Why? Because excluding cash and investments, this company is trading at less than 7 times earnings.

And that’s for a business tied to:

  • The AI infrastructure supercycle
  • The onshoring boom driven by Trump-era tariffs
  • A surge in U.S. LNG exports
  • And a unique footprint in nuclear energy—the future of clean, reliable power

You simply won’t find another AI and energy stock this cheap… with this much upside.

This isn’t a hype stock. It’s not riding on hope.

It’s delivering real cash flows, owns critical infrastructure, and holds stakes in other major growth stories.

This is your chance to get in before the rockets take off!

Disruption is the New Name of the Game: Let’s face it, complacency breeds stagnation.

AI is the ultimate disruptor, and it’s shaking the foundations of traditional industries.

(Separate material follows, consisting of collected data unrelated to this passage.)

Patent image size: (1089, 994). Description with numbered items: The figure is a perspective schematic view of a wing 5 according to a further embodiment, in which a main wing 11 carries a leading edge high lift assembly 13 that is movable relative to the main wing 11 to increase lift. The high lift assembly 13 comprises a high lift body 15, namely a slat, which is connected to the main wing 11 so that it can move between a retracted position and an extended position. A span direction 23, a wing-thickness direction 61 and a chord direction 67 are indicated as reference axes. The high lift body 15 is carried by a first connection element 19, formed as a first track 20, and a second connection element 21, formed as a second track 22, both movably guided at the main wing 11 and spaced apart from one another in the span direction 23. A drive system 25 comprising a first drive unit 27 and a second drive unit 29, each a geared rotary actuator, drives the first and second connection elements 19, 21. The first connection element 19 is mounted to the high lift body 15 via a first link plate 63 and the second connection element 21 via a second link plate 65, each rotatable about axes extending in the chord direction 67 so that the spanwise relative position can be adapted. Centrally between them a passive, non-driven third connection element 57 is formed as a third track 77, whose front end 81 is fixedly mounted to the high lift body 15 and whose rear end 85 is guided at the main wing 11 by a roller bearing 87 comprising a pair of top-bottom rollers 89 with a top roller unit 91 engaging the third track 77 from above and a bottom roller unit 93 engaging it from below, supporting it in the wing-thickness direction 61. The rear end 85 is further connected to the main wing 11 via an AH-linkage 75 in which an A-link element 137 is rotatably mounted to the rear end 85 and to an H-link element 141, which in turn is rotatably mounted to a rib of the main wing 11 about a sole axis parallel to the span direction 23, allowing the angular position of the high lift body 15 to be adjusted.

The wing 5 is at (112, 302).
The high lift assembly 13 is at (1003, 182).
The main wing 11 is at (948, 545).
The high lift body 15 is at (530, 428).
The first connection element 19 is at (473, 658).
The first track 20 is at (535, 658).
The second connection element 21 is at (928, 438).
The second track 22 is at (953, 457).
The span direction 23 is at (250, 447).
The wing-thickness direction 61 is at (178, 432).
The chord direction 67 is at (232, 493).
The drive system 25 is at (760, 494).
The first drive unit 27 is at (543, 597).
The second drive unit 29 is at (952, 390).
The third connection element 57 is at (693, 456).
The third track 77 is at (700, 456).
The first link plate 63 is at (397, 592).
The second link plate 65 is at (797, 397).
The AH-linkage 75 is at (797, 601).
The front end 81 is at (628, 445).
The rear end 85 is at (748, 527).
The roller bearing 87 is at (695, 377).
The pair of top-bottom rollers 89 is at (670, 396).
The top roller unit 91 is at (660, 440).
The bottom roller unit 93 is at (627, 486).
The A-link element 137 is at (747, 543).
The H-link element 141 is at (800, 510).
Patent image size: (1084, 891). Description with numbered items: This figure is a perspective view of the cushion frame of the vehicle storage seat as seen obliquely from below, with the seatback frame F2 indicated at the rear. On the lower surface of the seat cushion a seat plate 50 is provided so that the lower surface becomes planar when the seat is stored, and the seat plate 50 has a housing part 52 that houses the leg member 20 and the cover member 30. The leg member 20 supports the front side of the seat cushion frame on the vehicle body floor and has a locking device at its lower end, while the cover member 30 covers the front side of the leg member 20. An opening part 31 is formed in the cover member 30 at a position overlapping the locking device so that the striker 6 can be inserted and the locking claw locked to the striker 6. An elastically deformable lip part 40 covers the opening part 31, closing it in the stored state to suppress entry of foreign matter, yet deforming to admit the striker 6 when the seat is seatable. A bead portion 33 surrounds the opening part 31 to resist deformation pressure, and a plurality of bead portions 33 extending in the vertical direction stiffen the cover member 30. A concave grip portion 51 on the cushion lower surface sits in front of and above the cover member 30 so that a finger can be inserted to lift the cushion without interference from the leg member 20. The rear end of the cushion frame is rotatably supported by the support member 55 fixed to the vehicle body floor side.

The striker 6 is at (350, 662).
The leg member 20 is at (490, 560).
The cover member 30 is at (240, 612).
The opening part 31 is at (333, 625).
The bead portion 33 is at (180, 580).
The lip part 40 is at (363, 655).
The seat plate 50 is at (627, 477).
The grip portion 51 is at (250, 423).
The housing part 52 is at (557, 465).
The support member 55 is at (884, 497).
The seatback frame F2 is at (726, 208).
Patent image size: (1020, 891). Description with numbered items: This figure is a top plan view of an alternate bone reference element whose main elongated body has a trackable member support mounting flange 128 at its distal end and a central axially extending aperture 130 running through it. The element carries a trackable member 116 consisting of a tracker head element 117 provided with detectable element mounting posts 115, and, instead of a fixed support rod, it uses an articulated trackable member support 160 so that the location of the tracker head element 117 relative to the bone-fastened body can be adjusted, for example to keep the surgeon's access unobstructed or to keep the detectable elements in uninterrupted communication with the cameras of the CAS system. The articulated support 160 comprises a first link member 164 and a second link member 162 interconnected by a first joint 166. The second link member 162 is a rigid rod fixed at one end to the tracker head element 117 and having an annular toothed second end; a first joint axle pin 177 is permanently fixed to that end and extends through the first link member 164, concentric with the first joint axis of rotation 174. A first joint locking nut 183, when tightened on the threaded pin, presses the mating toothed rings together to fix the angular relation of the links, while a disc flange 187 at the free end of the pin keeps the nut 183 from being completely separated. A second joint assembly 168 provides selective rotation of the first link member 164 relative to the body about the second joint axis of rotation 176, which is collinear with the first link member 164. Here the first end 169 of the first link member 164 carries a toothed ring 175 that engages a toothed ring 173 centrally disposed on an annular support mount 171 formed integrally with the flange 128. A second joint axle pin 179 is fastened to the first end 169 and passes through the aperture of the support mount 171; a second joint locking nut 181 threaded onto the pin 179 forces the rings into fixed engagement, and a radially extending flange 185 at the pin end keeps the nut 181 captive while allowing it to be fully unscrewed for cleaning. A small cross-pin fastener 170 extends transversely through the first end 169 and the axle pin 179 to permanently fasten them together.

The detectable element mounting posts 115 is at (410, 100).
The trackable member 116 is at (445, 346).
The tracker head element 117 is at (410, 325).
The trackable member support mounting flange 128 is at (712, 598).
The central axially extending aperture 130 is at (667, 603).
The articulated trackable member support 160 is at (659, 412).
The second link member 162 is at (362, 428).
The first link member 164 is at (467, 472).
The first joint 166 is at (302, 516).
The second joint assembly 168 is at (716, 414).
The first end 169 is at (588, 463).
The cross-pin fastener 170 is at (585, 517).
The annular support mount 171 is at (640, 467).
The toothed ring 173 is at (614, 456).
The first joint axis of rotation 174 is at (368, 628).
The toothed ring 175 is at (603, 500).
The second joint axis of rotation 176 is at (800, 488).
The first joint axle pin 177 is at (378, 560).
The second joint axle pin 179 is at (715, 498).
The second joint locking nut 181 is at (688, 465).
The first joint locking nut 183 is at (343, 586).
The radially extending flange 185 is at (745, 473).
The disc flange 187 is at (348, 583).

The companies that embrace AI will thrive, while the dinosaurs clinging to outdated methods will be left in the dust.

As an investor, you want to be on the side of the winners, and AI is the winning ticket.

The Talent Pool is Overflowing: The world’s brightest minds are flocking to AI.

From computer scientists to mathematicians, the next generation of innovators is pouring its energy into this field.

This influx of talent guarantees a constant stream of groundbreaking ideas and rapid advancements.

By investing in AI, you’re essentially backing the future.

The future is powered by artificial intelligence, and the time to invest is NOW.

Don’t be a spectator in this technological revolution.

Dive into the AI gold rush and watch your portfolio soar alongside the brightest minds of our generation.

This isn’t just about making money – it’s about being part of the future.